San Ignacio en la meditación de las Dos Banderas en sus Ejercicios
Espirituales describe la progresión que adopta la dinámica del mal en el mundo:
partiendo del ansia de ganancia material, lleva a la persona a la búsqueda
alocada de honores y la instala finalmente en la crecida soberbia –sin
religión, sin patria, sin hermanos, solo en su autocomplacencia. Por el
contrario, el espíritu de Cristo alienta en la persona el aprecio de la pobreza
evangélica que conlleva un estilo de vida sobrio y sencillo y una actitud de
solidaridad para compartir; la entereza para
soportar las incomprensiones y desprecios que pueden sobrevenirle por su
compromiso con el evangelio; y finalmente el deseo de aquella humildad que
caracteriza a Jesús, venido no a que lo sirvan sino a servir y dar su vida.
Por eso es tajante Jesús en su mensaje moral: no se puede servir a
dos señores, no puede haber componenda entre Dios y Satán, quien no recoge con
Cristo desparrama… Por eso advierte: Si pertenecieran ustedes al mundo, el mundo
los amaría. El mundo ama,
apoya, favorece lo que es suyo y lo que le interesa para mantener sus sistemas.

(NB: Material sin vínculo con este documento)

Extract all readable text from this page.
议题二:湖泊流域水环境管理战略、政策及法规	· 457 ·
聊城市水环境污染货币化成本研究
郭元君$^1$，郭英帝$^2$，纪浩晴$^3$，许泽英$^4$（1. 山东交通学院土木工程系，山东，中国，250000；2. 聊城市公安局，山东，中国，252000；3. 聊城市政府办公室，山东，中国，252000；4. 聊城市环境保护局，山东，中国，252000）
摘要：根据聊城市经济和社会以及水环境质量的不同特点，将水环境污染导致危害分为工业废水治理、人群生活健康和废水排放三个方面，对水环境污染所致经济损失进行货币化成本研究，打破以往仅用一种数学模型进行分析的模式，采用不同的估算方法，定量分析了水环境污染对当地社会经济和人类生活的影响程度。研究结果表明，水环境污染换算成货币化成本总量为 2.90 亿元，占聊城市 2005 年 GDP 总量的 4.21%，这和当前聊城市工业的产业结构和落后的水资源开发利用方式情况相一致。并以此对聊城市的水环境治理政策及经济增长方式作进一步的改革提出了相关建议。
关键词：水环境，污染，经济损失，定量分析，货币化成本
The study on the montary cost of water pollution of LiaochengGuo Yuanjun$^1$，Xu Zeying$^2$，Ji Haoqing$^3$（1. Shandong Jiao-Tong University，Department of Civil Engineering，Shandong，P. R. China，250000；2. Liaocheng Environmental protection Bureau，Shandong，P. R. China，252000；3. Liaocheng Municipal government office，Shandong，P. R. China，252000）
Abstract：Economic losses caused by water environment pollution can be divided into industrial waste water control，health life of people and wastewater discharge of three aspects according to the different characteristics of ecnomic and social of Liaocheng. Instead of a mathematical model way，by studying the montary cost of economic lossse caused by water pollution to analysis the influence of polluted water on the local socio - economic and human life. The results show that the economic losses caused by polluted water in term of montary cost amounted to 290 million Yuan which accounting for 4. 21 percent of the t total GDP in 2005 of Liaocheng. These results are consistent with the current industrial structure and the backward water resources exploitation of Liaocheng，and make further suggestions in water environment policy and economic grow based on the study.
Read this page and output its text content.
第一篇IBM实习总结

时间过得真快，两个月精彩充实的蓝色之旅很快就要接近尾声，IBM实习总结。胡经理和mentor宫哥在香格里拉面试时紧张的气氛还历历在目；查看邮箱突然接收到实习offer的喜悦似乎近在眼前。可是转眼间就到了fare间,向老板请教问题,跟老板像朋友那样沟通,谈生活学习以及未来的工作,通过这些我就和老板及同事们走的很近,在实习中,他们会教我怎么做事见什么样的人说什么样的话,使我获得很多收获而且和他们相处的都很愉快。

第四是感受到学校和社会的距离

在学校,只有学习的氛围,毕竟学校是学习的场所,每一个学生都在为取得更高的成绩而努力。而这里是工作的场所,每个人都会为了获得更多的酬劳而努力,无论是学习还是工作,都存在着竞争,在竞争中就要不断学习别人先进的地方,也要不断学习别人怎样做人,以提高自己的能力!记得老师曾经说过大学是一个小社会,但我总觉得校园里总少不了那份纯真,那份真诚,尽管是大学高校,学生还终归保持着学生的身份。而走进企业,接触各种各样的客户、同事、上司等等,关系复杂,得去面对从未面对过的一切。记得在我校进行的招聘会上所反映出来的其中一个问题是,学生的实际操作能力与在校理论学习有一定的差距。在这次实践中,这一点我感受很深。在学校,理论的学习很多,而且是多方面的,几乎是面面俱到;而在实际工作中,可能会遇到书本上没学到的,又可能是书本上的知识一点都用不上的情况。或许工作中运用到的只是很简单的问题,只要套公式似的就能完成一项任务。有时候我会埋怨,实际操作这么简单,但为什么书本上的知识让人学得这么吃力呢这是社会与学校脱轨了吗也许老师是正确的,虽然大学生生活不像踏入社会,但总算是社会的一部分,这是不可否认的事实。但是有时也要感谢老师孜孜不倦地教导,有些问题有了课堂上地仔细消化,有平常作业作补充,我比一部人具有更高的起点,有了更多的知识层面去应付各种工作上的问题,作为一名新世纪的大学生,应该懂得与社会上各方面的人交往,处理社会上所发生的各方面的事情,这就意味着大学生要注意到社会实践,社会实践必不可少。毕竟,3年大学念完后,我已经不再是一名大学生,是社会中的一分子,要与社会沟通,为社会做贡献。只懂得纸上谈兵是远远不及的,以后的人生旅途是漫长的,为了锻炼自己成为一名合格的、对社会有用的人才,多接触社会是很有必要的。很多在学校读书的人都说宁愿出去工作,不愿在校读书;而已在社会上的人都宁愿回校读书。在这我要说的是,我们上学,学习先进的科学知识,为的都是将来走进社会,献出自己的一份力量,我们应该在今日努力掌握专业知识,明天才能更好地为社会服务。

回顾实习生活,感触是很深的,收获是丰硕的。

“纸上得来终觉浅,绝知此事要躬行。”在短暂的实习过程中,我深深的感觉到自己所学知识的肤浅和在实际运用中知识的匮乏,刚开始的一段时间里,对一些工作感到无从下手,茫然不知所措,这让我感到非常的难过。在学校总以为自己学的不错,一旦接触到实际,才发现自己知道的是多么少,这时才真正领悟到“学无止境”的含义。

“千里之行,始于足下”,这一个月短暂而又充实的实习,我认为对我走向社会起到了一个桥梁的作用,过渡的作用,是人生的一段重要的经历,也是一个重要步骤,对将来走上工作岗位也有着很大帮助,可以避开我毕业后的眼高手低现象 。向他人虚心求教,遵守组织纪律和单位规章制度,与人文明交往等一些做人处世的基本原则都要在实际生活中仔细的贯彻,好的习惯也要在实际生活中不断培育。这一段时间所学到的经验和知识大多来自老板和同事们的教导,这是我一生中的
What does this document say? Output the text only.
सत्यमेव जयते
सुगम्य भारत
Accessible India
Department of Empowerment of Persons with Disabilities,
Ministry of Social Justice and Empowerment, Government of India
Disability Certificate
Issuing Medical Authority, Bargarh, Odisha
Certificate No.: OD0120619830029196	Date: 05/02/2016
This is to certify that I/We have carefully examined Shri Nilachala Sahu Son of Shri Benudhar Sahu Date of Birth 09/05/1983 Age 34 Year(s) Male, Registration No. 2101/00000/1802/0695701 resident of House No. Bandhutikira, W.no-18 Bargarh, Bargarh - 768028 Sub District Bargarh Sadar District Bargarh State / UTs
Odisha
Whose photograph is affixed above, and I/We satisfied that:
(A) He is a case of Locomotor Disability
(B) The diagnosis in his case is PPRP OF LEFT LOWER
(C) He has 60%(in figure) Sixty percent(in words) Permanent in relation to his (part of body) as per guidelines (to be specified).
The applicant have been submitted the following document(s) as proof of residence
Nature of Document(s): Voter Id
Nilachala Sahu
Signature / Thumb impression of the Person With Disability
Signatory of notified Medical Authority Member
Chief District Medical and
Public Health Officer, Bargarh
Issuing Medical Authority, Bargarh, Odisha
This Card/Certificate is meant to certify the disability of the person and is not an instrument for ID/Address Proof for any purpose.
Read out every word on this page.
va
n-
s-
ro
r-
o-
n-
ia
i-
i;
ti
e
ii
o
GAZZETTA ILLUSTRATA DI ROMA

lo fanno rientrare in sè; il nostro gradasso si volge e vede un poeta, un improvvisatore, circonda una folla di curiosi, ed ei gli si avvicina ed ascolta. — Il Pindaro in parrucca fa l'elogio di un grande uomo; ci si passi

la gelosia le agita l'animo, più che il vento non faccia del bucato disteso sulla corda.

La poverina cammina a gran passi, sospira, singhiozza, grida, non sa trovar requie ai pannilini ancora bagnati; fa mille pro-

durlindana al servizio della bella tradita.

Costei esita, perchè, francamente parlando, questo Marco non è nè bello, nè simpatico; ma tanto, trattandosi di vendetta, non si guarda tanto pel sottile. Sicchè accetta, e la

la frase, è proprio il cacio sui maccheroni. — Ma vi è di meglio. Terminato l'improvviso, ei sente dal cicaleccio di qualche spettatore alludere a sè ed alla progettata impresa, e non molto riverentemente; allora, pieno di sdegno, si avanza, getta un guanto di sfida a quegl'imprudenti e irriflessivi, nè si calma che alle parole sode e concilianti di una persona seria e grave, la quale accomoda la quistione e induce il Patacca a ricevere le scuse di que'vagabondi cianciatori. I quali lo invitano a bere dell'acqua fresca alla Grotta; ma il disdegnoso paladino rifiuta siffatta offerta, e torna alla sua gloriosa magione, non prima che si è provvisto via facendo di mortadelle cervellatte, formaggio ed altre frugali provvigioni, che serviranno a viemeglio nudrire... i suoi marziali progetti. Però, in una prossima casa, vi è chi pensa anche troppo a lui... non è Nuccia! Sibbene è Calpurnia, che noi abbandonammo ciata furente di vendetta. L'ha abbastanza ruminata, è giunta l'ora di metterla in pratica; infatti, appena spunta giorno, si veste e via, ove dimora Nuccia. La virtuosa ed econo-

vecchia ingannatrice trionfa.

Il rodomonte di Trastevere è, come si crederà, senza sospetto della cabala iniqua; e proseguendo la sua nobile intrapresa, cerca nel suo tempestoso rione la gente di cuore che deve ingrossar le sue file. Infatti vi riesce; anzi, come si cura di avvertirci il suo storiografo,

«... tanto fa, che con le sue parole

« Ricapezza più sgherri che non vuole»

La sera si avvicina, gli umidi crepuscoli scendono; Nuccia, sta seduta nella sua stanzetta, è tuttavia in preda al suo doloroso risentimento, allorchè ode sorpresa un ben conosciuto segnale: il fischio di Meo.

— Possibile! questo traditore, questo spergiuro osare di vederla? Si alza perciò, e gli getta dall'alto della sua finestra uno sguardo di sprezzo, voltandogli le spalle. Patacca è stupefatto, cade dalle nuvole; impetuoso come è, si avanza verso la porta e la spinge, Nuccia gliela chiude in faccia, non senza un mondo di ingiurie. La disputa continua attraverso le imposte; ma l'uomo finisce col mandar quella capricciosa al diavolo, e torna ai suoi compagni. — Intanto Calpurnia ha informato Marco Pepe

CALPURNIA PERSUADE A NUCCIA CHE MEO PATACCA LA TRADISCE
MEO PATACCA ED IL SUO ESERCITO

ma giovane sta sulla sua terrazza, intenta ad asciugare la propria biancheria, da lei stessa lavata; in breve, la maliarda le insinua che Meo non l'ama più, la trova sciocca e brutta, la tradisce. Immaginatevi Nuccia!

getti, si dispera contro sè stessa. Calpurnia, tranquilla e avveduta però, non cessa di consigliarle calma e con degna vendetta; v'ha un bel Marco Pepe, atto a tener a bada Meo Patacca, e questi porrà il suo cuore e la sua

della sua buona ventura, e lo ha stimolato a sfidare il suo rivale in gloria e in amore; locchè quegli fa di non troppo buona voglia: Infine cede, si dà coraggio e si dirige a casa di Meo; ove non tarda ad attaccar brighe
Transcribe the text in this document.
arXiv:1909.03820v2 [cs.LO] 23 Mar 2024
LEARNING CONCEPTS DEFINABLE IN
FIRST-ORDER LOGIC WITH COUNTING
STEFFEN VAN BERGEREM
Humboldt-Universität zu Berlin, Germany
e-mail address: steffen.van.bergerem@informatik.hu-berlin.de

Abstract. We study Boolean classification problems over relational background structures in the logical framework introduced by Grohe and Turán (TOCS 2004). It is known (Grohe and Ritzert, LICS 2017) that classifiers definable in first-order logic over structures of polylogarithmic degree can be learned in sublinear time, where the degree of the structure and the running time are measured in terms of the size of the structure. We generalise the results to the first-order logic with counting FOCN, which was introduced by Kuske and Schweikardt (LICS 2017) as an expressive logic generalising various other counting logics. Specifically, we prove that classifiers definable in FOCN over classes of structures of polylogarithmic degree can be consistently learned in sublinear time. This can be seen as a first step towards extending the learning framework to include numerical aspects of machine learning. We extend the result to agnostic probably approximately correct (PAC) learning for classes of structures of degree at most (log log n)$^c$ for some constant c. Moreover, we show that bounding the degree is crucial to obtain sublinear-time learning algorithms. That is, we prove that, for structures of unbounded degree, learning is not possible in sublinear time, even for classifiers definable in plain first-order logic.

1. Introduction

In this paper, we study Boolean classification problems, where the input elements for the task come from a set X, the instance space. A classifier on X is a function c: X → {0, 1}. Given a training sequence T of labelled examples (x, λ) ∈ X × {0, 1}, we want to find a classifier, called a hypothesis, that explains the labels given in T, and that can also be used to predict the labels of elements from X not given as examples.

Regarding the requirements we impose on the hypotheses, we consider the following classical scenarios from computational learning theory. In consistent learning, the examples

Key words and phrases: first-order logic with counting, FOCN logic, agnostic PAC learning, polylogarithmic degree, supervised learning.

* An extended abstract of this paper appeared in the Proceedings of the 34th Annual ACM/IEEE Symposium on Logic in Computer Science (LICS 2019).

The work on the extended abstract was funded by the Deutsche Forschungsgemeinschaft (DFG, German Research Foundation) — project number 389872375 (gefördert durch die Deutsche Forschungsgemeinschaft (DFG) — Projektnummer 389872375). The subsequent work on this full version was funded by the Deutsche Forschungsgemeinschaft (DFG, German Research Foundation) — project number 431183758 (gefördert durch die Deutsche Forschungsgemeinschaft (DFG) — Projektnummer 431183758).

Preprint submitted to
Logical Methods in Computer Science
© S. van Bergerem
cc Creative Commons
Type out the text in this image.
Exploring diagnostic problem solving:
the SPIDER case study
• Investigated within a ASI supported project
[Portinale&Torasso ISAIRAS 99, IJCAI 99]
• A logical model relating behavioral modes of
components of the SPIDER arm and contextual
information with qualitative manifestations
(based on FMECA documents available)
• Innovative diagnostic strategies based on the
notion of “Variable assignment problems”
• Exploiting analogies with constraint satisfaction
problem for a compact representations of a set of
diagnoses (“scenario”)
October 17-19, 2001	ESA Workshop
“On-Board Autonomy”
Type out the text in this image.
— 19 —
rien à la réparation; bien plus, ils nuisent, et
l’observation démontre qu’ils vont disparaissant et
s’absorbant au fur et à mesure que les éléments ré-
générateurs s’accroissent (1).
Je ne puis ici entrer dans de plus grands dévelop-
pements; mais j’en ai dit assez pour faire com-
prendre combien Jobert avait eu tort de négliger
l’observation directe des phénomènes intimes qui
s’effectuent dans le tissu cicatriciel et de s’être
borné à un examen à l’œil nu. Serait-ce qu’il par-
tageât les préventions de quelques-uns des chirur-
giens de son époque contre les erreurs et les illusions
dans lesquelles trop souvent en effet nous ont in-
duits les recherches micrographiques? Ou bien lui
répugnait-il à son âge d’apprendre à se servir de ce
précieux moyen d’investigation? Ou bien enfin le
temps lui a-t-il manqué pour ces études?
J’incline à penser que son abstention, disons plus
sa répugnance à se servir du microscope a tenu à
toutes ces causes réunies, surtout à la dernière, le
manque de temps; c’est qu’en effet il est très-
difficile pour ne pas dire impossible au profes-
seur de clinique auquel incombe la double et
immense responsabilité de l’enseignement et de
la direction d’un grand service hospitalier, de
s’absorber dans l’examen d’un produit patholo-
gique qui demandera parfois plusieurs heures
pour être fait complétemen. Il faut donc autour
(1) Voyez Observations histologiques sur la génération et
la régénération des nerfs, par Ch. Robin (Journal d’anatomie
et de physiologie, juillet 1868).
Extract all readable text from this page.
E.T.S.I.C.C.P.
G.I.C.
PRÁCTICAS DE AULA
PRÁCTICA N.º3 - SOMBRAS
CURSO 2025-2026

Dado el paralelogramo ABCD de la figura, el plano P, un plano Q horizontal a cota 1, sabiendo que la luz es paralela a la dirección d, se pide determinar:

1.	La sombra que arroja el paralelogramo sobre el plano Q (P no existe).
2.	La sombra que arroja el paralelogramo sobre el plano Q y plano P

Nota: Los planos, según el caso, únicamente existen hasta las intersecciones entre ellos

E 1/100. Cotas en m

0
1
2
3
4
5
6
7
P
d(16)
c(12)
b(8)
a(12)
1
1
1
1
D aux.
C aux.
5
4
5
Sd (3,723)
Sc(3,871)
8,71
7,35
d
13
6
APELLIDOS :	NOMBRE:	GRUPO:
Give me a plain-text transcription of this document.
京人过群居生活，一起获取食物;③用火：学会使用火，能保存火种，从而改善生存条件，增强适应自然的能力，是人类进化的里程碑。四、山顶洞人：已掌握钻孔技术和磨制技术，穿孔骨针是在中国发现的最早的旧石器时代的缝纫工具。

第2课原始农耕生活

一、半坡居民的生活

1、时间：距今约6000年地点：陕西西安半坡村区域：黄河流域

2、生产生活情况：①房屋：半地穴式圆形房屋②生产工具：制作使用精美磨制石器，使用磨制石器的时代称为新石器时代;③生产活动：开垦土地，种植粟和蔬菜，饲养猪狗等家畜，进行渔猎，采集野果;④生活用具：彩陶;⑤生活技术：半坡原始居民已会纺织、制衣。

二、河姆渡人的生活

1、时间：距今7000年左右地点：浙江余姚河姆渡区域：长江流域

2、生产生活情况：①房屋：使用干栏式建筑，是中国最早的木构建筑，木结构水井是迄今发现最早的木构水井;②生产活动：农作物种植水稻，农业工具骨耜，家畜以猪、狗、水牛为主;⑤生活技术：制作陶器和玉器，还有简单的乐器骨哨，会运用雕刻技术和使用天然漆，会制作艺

Pero los cristianos no son del mundo, son de Cristo y, por tanto,
no pueden cambiar de identidad. Si, en cambio, por ganarse el apoyo o evitarse
problemas, hacen lo que el mundo quiere, éste no sólo los dejará tranquilos,
sino que los llenará de favores. Por eso, cuando la comunidad cristiana no
experimenta dificultades, debe reflexionar y examinarse. Quizá ha claudicado
ante el poder o el atractivo del mundo. El peligro verdadero para el cristiano
y para la Iglesia no es la persecución, sino las lisonjas, los halagos y
favores del mundo que comprometen, enmudecen, entibian y hacen caer en la
mundanidad.
Jesús fue claro al advertir a sus discípulos y a su naciente
Iglesia que su destino iba a ser también el de la cruz. El conflicto que le llevó
a la cruz es inevitable para los que continúan anunciando su mensaje. Por tanto,
no se puede vivir auténticamente el evangelio procurando al mismo tiempo
evitarse conflictos. Naturalmente no hay que buscarse persecuciones, pero
tampoco vivir huyendo de los problemas, porque termina uno por no decir ni
hacer nada.
Vivir el evangelio es ya en sí advertirle al mundo que no es
verdad todo lo que ofrece. Con su sola conducta el cristiano desenmascara la mentira
de quienes intentan apagar la verdad con la injusticia (Rom 1,18). Viviendo el amor desinteresado, pone al descubierto la
insensatez del mundo.
Este cristiano soportará hostilidades, le entrarán dudas, se sentirá
cansado de ir como a contracorriente. Pero el Espíritu de Jesús lo iluminará
con la verdad de su causa y lo hará capaz de mantener su testimonio.